The 12 minutes are up so Hannibal stands and straightens his coat, permitting himself one final glance at the photograph. Such a sad face. Without fully thinking about it, he briefly touches his fingertip against the features (wide-eyed, delicate-boned) that gaze out from the newspaper. Later on, he will ask himself what compelled him to perform such an action and won’t be able to fully say.
“Keep your wits about you Inspector Graham,” he tells the picture. “I rather fear you are going to need them.”
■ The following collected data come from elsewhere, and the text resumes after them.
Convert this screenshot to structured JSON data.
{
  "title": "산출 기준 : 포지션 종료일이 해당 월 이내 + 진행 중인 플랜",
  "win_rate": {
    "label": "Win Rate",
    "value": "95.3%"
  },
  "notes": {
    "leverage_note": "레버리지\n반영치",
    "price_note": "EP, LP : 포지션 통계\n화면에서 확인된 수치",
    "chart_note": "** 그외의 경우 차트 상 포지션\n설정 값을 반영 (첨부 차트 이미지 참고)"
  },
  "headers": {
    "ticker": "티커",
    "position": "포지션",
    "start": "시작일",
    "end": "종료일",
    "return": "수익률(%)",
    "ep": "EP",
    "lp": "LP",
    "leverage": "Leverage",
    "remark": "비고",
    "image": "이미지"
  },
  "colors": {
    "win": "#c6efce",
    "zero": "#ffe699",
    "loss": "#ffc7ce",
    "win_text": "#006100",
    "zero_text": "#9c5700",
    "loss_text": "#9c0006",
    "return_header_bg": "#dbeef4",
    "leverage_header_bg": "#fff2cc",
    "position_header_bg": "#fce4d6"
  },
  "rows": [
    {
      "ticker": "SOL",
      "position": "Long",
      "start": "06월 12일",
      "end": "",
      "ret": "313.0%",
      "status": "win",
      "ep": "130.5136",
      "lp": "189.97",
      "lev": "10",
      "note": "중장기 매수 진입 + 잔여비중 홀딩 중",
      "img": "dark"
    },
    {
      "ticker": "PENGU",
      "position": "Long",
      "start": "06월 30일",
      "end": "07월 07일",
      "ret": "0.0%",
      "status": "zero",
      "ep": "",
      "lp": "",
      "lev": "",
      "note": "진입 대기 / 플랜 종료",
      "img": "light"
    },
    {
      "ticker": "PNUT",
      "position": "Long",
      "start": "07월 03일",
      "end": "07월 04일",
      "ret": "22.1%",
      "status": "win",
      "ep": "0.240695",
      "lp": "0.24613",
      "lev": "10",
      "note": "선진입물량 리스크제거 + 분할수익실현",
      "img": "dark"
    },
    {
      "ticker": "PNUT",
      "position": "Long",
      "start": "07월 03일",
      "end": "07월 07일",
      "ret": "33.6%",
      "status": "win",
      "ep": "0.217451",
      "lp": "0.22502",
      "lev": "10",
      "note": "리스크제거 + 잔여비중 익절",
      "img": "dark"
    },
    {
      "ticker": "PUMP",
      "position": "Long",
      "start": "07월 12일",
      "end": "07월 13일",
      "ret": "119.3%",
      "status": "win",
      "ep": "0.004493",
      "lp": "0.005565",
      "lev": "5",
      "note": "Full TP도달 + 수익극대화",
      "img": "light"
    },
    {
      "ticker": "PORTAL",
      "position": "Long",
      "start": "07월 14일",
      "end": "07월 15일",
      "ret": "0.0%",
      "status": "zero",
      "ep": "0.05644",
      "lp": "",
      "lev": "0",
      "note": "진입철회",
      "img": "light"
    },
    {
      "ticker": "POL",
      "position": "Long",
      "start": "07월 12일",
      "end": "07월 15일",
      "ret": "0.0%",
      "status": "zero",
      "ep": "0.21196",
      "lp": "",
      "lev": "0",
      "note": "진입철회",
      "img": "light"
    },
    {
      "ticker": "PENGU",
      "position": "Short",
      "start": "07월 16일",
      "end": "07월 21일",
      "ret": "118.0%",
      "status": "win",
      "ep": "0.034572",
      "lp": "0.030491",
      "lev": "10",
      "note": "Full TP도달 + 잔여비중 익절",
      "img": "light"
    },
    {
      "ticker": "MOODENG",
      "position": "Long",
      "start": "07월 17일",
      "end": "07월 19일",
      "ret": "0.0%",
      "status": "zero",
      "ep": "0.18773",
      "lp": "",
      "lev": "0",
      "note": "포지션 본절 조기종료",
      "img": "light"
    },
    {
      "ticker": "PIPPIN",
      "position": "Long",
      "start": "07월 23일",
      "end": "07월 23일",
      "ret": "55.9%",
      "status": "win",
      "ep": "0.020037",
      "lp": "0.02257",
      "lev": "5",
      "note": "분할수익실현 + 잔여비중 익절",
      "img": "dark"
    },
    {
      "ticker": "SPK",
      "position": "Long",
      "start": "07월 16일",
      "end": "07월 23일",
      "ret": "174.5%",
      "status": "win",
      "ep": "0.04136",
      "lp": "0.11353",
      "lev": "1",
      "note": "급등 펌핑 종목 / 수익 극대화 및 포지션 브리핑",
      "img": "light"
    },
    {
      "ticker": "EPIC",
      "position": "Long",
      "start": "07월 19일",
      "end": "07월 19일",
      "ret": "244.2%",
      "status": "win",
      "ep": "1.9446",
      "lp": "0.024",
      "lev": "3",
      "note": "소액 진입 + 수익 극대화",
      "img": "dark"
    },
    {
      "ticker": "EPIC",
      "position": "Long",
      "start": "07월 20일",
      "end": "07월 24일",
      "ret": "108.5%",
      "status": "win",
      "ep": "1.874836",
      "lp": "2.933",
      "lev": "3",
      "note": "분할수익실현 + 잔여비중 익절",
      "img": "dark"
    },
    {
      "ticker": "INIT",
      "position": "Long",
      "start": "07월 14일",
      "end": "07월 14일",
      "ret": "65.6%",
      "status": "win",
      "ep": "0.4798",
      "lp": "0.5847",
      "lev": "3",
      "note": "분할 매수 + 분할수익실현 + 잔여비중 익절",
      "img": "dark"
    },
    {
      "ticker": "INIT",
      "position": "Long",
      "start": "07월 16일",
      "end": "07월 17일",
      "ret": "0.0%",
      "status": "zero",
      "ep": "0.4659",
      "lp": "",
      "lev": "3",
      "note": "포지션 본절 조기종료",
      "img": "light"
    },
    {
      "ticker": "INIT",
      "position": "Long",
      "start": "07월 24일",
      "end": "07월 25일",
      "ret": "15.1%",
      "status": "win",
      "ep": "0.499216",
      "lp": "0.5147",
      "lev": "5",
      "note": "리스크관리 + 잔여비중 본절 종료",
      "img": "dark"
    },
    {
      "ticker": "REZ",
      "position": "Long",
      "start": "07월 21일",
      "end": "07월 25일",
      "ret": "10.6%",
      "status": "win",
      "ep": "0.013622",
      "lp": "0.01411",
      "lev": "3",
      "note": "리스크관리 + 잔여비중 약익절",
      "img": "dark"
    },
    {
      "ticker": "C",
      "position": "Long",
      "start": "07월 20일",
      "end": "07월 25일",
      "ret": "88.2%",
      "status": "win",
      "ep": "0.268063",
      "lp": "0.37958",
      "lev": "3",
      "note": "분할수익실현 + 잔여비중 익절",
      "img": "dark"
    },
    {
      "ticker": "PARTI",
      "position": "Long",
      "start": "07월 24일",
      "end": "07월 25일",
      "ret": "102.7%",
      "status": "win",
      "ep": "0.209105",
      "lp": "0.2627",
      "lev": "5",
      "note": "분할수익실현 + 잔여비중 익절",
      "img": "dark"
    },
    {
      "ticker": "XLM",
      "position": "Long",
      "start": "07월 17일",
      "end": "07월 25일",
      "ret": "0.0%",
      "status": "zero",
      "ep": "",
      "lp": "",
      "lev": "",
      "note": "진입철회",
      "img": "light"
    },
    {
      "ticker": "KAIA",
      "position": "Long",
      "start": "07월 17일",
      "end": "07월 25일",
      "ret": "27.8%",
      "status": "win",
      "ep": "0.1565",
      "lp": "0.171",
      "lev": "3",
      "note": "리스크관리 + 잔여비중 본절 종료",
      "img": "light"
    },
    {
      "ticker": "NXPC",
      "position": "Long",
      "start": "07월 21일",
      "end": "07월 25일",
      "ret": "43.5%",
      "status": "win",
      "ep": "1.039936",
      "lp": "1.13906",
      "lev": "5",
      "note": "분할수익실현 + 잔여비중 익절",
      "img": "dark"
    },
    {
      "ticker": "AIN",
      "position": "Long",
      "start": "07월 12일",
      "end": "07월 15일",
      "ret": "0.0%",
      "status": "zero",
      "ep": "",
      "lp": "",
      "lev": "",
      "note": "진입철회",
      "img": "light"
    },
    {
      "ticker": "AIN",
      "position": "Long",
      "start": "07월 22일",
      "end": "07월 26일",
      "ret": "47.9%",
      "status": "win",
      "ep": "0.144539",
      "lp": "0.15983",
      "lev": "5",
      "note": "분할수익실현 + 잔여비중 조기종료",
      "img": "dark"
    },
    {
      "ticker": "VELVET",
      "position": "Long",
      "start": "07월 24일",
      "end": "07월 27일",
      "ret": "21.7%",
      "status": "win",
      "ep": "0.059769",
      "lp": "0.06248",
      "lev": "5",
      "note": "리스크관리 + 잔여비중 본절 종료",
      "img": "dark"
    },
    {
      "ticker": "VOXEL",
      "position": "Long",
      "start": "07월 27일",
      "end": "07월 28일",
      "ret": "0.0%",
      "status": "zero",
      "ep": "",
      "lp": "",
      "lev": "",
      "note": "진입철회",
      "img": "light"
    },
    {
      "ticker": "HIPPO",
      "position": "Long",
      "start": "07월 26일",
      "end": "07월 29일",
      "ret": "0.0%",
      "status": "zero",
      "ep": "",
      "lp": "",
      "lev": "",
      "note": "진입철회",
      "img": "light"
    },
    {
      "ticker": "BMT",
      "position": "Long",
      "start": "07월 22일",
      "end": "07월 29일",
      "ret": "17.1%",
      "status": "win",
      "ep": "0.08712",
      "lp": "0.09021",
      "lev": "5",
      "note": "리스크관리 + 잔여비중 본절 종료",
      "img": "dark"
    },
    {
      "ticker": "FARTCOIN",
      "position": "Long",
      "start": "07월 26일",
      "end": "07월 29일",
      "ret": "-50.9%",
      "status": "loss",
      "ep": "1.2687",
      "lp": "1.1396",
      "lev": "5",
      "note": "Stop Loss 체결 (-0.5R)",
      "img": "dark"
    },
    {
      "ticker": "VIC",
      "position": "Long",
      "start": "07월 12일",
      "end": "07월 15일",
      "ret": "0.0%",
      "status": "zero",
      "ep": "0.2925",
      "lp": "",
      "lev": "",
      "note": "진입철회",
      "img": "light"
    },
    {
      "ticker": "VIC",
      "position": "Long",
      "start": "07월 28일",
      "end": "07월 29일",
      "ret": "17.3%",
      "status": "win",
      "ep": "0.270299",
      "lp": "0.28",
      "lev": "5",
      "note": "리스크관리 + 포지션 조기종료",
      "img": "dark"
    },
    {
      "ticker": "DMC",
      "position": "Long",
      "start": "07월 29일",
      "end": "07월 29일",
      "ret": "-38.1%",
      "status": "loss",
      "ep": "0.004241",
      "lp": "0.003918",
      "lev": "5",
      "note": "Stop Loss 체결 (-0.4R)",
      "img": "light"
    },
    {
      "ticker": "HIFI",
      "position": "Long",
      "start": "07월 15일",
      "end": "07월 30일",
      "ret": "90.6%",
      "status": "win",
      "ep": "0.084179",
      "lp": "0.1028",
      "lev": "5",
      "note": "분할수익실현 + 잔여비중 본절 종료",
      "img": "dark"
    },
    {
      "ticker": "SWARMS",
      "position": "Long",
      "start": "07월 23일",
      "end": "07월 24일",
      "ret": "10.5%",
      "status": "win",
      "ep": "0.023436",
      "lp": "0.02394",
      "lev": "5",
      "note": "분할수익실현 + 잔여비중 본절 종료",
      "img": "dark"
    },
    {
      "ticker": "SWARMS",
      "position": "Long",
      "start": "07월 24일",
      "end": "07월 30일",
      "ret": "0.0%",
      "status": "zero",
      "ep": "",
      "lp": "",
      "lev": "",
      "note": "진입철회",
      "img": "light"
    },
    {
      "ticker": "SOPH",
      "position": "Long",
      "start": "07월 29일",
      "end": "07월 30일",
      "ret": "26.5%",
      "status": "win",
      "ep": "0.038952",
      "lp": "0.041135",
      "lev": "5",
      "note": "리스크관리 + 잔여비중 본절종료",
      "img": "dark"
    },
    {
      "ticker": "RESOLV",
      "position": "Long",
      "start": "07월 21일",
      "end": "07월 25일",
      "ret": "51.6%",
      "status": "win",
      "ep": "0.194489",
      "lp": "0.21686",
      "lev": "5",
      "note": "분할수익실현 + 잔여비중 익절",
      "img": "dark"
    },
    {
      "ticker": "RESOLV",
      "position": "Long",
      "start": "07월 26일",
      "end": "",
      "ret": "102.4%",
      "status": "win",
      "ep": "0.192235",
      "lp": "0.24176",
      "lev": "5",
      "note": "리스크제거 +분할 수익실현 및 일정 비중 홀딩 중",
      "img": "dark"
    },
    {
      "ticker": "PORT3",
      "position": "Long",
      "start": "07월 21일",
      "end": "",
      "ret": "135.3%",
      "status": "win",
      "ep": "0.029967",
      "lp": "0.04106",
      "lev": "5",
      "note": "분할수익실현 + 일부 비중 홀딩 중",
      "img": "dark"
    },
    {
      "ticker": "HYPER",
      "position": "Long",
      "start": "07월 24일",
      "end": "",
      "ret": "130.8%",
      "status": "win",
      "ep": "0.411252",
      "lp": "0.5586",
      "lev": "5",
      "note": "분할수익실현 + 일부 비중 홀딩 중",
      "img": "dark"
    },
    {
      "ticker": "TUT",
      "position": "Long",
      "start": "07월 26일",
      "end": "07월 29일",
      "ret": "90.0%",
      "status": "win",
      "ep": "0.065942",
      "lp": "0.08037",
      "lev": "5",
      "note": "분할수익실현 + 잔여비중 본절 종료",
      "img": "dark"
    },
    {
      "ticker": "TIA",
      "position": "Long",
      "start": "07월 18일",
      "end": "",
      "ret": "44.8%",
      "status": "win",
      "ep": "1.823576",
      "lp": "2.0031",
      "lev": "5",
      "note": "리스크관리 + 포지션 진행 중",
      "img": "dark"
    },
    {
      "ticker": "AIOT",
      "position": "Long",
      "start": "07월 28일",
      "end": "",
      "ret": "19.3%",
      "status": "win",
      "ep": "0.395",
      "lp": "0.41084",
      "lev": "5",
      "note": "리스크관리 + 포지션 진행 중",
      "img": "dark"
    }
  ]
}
Tomorrow Will Graham and Hannibal Lecter are going to meet for the first time and their respective worlds are going to tilt. Jack Crawford is going to meet Will Graham, and Will Graham is going to meet Jack Crawford and in doing so discover that there are far worse things about London in the autumn of 1888 than a room with no view and no dogs. Charlotte and Emma are going to meet with Fate (if Fate isn’t too stately and solemn a term for two poverty-stricken street women for whom the world cares nothing) and Freddy Lounds and his brother journalists are going to write more newspaper articles and in doing so, without even knowing it, create what commentators in decades hence will describe as the first modern prototype for the concept of a serial killer. The public, in the meantime, are going to buy the newspapers and read the articles and then they will grow outraged; but only because these are the last remaining days before the outrage evolved into outright terror. And then the fog is going to descend again – the worst fog, people will later say, for 30 years – and the shadows will choke across the streets and dark things are going to crawl out of them. None of this has happened yet; but it will. The pieces are assembled on the board – just so – and now the game begins.